Wsłuchałem się w Wasze uwagi, a że uparty typ ze mnie to mam następujący pomysł: dodajemy ŚMIERĆ, nową postać którą zarządza jeden z graczy. Śmierć pod koniec każdej tury:
-może zagrać złą kartę wydarzenia (ma pięć kart na ręce, po zagraniu jedną kartę dobiera - widzimy jaką) i...
-rzucać za wszystkich pacjentów (którzy są, przed zabiegiem) lub rzucać za jednego pacjenta przy którym stoi dwa razy i ...
Rezygnujemy z badań, a lekarz może wyciągać w ramach diagnozy tyle kostek ile chce, ale każdą czarną, którą nie użyjemy jako błędnej diagnozy Śmierć może wykorzystać na pogorszenie stanu zdrowia wybranego pacjenta.

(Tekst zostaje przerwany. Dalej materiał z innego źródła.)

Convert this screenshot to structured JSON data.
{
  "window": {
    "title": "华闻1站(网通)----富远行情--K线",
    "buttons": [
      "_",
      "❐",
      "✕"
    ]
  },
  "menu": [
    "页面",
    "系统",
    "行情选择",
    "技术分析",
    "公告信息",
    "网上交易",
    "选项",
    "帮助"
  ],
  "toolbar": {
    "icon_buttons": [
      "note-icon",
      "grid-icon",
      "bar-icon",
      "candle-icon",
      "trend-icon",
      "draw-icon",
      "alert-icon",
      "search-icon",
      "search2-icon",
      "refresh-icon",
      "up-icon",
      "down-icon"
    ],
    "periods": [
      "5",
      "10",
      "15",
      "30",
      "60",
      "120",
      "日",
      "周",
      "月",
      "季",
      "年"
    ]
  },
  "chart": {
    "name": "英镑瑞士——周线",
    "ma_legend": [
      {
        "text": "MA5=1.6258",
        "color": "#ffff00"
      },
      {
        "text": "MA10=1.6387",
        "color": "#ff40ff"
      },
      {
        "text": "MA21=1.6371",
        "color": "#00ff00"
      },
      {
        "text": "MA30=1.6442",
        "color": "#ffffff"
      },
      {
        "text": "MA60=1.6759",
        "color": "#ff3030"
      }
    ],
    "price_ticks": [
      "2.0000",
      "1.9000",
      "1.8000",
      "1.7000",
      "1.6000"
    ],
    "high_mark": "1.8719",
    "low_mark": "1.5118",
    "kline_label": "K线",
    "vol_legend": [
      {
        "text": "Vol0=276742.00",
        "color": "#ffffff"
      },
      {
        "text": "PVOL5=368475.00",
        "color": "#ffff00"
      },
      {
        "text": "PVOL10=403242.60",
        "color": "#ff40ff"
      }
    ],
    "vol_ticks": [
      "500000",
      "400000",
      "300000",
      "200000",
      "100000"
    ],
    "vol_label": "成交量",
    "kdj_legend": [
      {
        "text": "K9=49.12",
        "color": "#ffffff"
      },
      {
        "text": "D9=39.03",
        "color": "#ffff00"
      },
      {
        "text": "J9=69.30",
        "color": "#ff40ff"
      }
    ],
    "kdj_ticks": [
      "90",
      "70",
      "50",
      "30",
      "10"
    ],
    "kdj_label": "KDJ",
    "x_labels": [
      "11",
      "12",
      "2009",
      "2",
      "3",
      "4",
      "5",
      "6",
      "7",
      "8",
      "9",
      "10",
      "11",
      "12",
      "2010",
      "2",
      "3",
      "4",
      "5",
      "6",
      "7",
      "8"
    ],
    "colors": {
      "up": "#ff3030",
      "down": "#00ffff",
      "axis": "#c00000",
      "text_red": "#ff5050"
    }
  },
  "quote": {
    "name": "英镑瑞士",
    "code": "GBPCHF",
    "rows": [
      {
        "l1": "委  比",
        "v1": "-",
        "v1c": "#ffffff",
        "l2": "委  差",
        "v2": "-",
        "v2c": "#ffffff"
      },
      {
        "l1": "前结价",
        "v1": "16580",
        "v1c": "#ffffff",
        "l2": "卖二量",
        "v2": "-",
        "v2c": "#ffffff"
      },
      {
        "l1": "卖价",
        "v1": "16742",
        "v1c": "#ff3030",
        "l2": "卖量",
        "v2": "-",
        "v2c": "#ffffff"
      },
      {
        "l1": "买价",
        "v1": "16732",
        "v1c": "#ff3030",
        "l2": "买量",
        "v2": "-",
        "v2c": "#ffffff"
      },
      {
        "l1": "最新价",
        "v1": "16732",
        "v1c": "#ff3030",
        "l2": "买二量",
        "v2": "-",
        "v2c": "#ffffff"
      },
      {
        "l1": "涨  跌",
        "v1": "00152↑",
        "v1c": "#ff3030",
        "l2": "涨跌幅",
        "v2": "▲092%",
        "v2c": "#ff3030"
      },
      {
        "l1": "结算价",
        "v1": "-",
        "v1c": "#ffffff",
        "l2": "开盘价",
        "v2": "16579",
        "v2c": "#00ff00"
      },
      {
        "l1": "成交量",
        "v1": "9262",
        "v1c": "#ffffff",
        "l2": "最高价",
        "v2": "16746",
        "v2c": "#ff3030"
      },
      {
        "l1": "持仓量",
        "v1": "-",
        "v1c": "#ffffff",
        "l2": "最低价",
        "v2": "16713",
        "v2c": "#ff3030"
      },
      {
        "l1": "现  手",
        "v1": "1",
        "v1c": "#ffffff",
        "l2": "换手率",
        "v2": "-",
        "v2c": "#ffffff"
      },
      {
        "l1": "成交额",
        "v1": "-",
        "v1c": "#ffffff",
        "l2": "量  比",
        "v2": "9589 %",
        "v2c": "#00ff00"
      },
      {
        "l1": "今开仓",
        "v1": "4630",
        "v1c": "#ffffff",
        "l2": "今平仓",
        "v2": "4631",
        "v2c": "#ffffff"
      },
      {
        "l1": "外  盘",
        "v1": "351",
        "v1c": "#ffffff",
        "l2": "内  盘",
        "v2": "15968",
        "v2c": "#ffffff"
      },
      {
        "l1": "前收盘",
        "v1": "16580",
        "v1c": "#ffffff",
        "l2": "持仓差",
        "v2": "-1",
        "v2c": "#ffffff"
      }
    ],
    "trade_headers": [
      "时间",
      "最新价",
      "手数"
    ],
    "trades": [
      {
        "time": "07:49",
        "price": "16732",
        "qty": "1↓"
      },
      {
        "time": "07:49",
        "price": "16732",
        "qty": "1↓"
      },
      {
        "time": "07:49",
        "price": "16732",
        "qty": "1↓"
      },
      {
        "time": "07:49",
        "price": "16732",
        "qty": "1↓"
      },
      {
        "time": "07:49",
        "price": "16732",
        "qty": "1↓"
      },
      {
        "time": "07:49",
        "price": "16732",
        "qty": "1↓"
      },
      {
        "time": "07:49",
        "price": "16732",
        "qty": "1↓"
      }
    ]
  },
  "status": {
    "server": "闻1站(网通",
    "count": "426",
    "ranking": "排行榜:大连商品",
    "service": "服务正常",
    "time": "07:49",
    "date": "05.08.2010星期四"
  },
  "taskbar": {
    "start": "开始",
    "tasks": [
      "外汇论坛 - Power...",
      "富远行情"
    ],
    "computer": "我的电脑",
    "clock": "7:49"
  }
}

Śmierć też wybiera kolejność kart nagłego przypadku.
Zalety:
- jest ktoś przeciw, a widzę, że większość tego potrzebuje, ale jednocześnie nie psujemy fabuły,
- większa nieprzewidywalność kolejnych rozgrywek,
- upraszczamy grę (badania),
- stopień dynamiki zależy od ŚMIERCI (może sobie zbierać kostki na czarną godzinę oraz odpowiednio poukładać karty),
- Śmierć patrzy Wam na ręce (weryfikuje zasady) i ten ktoś nie zapomni rzucić za pacjentów -> tym samym poziom złożenia zasad rozkłada się na personel i śmierć.
- można grać w 5 osób
To jest zmiana, która nie niszczy mi mechaniki, a jednocześnie odpowiada na Wasze zastrzeżenia. Co o tym myślicie?